In the interview that followed, between describing the dental use of vitamin K and advising me on my back problems, Shanti Uncle talked about a Jewish friend of his:

”One of my friends, Mr Hausdorf, was sent to Buchenwald quite early on. I knew him so well; he used to take me to the best restaurants in Berlin. He was an engineer. In the First World War he made a contraption for both ears so that when one was using the telephone, the message was clearer. The Wehrmacht took it over, and so did other countries, and he naturally did very well. Although he fought in the war and got an Iron Cross for great courage, they sent him to Buchenwald and beat him up. About his Iron Cross, they said: ”You dirty old Jew, you must have stolen it.” He was such a nice man. He said to his wife, she being an Aryan Christian, that she should divorce him so that she could stay in Germany. Unfortunately, I could not help him. But then his daughter got married to the Military Attaché of Santo Domingo, and so he got a visa and got out.”

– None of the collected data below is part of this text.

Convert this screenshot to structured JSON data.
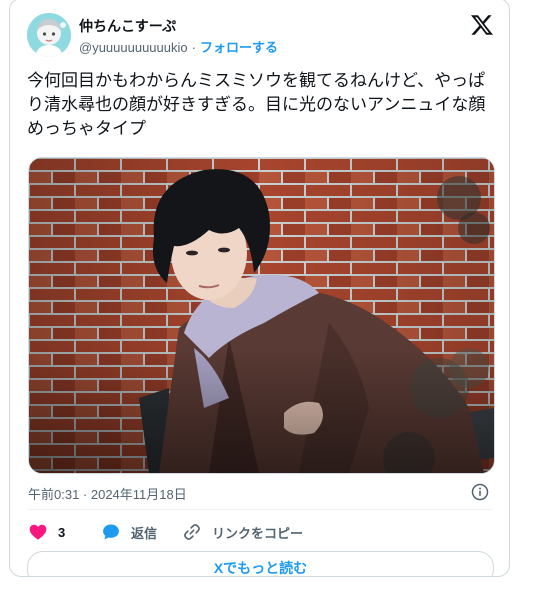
{
  "author": {
    "display_name": "仲ちんこすーぷ",
    "handle": "@yuuuuuuuuuukio",
    "separator": "·",
    "follow_label": "フォローする"
  },
  "tweet": {
    "text": "今何回目かもわからんミスミソウを観てるねんけど、やっぱり清水尋也の顔が好きすぎる。目に光のないアンニュイな顔めっちゃタイプ",
    "timestamp": "午前0:31 · 2024年11月18日"
  },
  "actions": {
    "like_count": "3",
    "reply_label": "返信",
    "copy_link_label": "リンクをコピー"
  },
  "read_more_label": "Xでもっと読む",
  "colors": {
    "accent": "#1d9bf0",
    "like": "#f91880",
    "text": "#0f1419",
    "muted": "#536471",
    "border": "#cfd9de"
  },
  "icons": {
    "logo": "x-logo-icon",
    "info": "info-icon",
    "like": "heart-icon",
    "reply": "speech-bubble-icon",
    "copy_link": "link-icon"
  }
}
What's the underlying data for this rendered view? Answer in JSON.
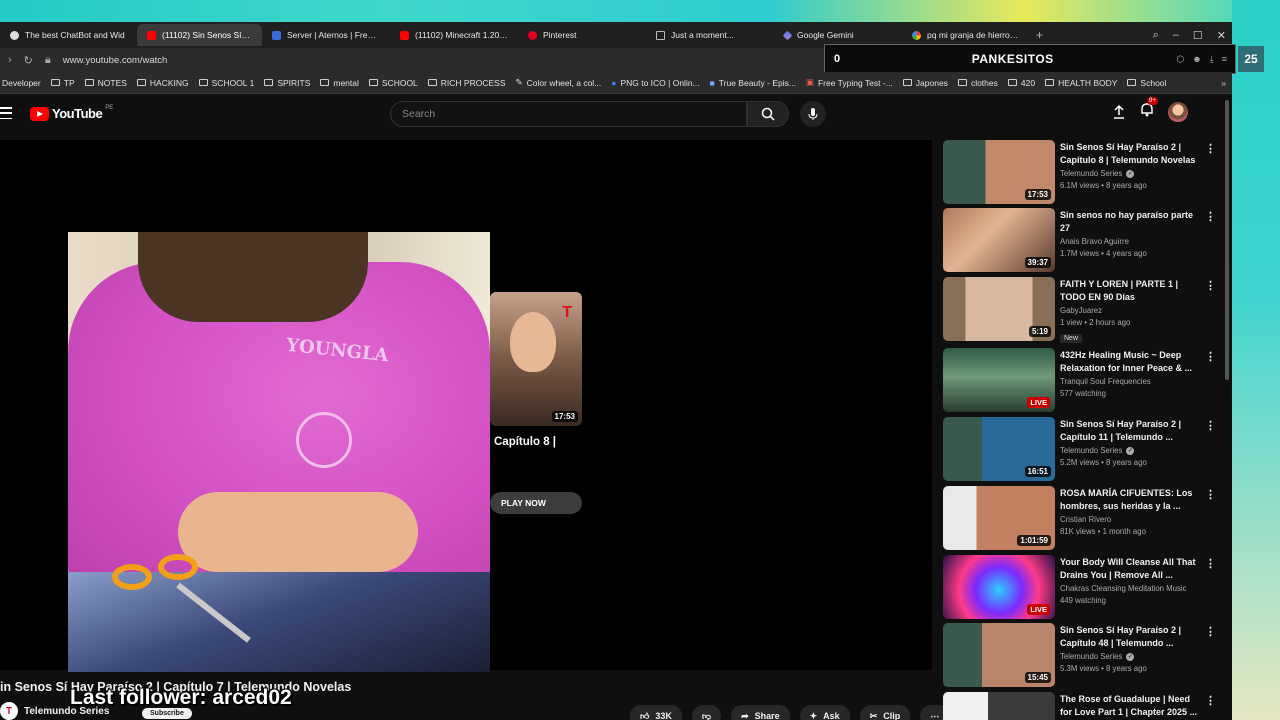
{
  "tabs": [
    {
      "label": "The best ChatBot and Wid",
      "icon": "gpt"
    },
    {
      "label": "(11102) Sin Senos Sí Hay P",
      "icon": "yt",
      "active": true
    },
    {
      "label": "Server | Aternos | Free Mi",
      "icon": "aternos"
    },
    {
      "label": "(11102) Minecraft 1.20 Eas",
      "icon": "yt"
    },
    {
      "label": "Pinterest",
      "icon": "pin"
    },
    {
      "label": "Just a moment...",
      "icon": "page"
    },
    {
      "label": "Google Gemini",
      "icon": "gem"
    },
    {
      "label": "pq mi granja de hierro me",
      "icon": "goog"
    }
  ],
  "address": {
    "url": "www.youtube.com/watch"
  },
  "bookmarks": [
    "Developer",
    "TP",
    "NOTES",
    "HACKING",
    "SCHOOL 1",
    "SPIRITS",
    "mental",
    "SCHOOL",
    "RICH PROCESS",
    "Color wheel, a col...",
    "PNG to ICO | Onlin...",
    "True Beauty - Epis...",
    "Free Typing Test -...",
    "Japones",
    "clothes",
    "420",
    "HEALTH BODY",
    "School"
  ],
  "overlay": {
    "count": "0",
    "name": "PANKESITOS",
    "badge": "25"
  },
  "header": {
    "logo": "YouTube",
    "country": "PE",
    "search_placeholder": "Search",
    "notif_count": "9+"
  },
  "player": {
    "endcard_duration": "17:53",
    "endcard_title": "Capítulo 8 |",
    "play_now": "PLAY NOW"
  },
  "video": {
    "title": "in Senos Sí Hay Paraíso 2 | Capítulo 7 | Telemundo Novelas",
    "channel": "Telemundo Series",
    "subscribe": "Subscribe",
    "likes": "33K",
    "share": "Share",
    "ask": "Ask",
    "clip": "Clip"
  },
  "stream_overlay": {
    "last_follower": "Last follower: arced02"
  },
  "recommendations": [
    {
      "title": "Sin Senos Sí Hay Paraíso 2 | Capítulo 8 | Telemundo Novelas",
      "channel": "Telemundo Series",
      "verified": true,
      "meta": "6.1M views • 8 years ago",
      "duration": "17:53"
    },
    {
      "title": "Sin senos no hay paraíso parte 27",
      "channel": "Anais Bravo Aguirre",
      "verified": false,
      "meta": "1.7M views • 4 years ago",
      "duration": "39:37"
    },
    {
      "title": "FAITH Y LOREN | PARTE 1 | TODO EN 90 Días",
      "channel": "GabyJuarez",
      "verified": false,
      "meta": "1 view • 2 hours ago",
      "duration": "5:19",
      "badge": "New"
    },
    {
      "title": "432Hz Healing Music ~ Deep Relaxation for Inner Peace & ...",
      "channel": "Tranquil Soul Frequencies",
      "verified": false,
      "meta": "577 watching",
      "live": "LIVE"
    },
    {
      "title": "Sin Senos Sí Hay Paraíso 2 | Capítulo 11 | Telemundo ...",
      "channel": "Telemundo Series",
      "verified": true,
      "meta": "5.2M views • 8 years ago",
      "duration": "16:51"
    },
    {
      "title": "ROSA MARÍA CIFUENTES: Los hombres, sus heridas y la ...",
      "channel": "Cristian Rivero",
      "verified": false,
      "meta": "81K views • 1 month ago",
      "duration": "1:01:59"
    },
    {
      "title": "Your Body Will Cleanse All That Drains You | Remove All ...",
      "channel": "Chakras Cleansing Meditation Music",
      "verified": false,
      "meta": "449 watching",
      "live": "LIVE"
    },
    {
      "title": "Sin Senos Sí Hay Paraíso 2 | Capítulo 48 | Telemundo ...",
      "channel": "Telemundo Series",
      "verified": true,
      "meta": "5.3M views • 8 years ago",
      "duration": "15:45"
    },
    {
      "title": "The Rose of Guadalupe | Need for Love Part 1 | Chapter 2025 ...",
      "channel": "",
      "verified": false,
      "meta": ""
    }
  ]
}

Shanti said that during his years in Berlin he never felt excluded as a foreigner: his teachers treated him well and he was invited to the homes of some of his German fellow students. Quite a few of these students became politicised. The professors were expected to join the Nazi Party and did so, as indeed did many of the petty officials; even the janitor of the Dental Institute was a Party member. People were always being asked to contribute to charities run by the Party, which were usually a front for the Party coffers. Shanti was advised by the student leader, who was friendly towards him, to contribute a bit himself, and he gave them four or five marks. ‘Indirectly, it said that I was not against them,’ was his explanation.

This same student leader enabled him to get an insight into the vast industrial (and potentially military) power that Germany was building up. A dental clinic had been started up at the huge Krupp steelworks at Essen and a hundred or so students from Berlin were invited to see it. As a foreigner, it was very difficult to get to go on the trip, but Shanti spoke to the Nazi Studenten führer, who said, Sethy, I’ll manage to get you in somehow.’ At the last moment he claimed that some German students could not go, and put down Shanti’s name.

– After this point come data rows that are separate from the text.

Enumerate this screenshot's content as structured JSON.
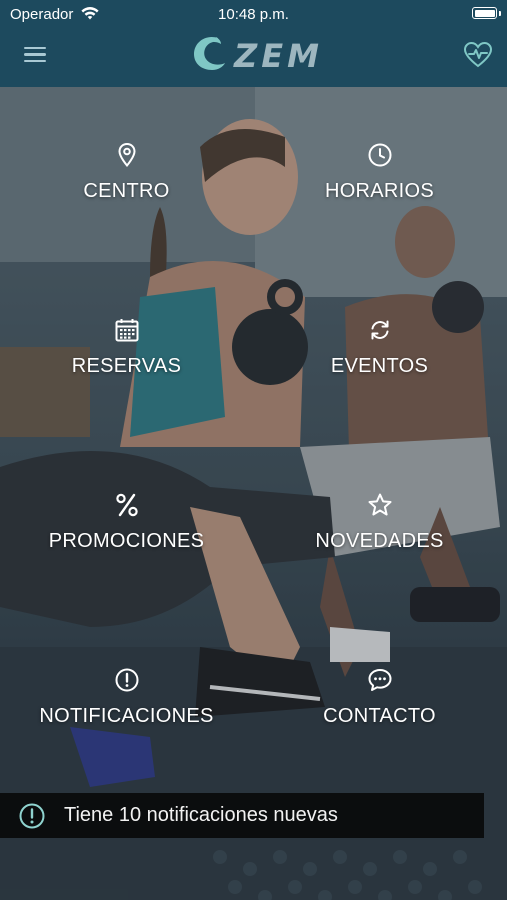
{
  "status_bar": {
    "carrier": "Operador",
    "time": "10:48 p.m."
  },
  "header": {
    "brand": "ZEM",
    "menu_icon": "hamburger-icon",
    "right_icon": "heart-pulse-icon"
  },
  "menu": {
    "items": [
      {
        "label": "CENTRO",
        "icon": "location-pin-icon"
      },
      {
        "label": "HORARIOS",
        "icon": "clock-icon"
      },
      {
        "label": "RESERVAS",
        "icon": "calendar-icon"
      },
      {
        "label": "EVENTOS",
        "icon": "refresh-icon"
      },
      {
        "label": "PROMOCIONES",
        "icon": "percent-icon"
      },
      {
        "label": "NOVEDADES",
        "icon": "star-icon"
      },
      {
        "label": "NOTIFICACIONES",
        "icon": "alert-circle-icon"
      },
      {
        "label": "CONTACTO",
        "icon": "chat-bubble-icon"
      }
    ]
  },
  "notification": {
    "text": "Tiene 10 notificaciones nuevas",
    "icon": "alert-circle-icon"
  },
  "colors": {
    "header_bg": "#1d4a5e",
    "accent": "#7fc7c5",
    "notification_bg": "#0b0d0e"
  }
}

”When we arrived, the man who was running the whole show, Herr von Bohlen, gave us a very big dinner. Krupp didn’t have any Sons; von Bohlen was married to his daughter. I learned while talking to others at the table that as a foreign student I would not be allowed to go the next day to visit the steelworks, which had a huge and impressive press. Nor were the women students, as their skirts could catch fire if they touched the running stream of steel — so I would have to accompany the girls to a museum. I was not at all happy with this and I approached Herr von Bohlen at his dinner party. I was stopped by his secretary. I gave him to understand that I had come thousands of miles from India and that it would be a shame if I had to go back and say that I was not allowed to see the famous steelworks. And I asked him if I looked like a spy. Herr von Bohlen, who had overheard our conversation, told his secretary that I should be allowed to go. It was a remarkable sight to see — the red stream of steel flowing on and on. And a press that could hammer a huge thick sheet of steel. Naturally, there were drinks afterwards, free drinks, and we students drank so much that some of us got alcohol poisoning. Everything was free there — the best of food, the best of wine in those very hard times.”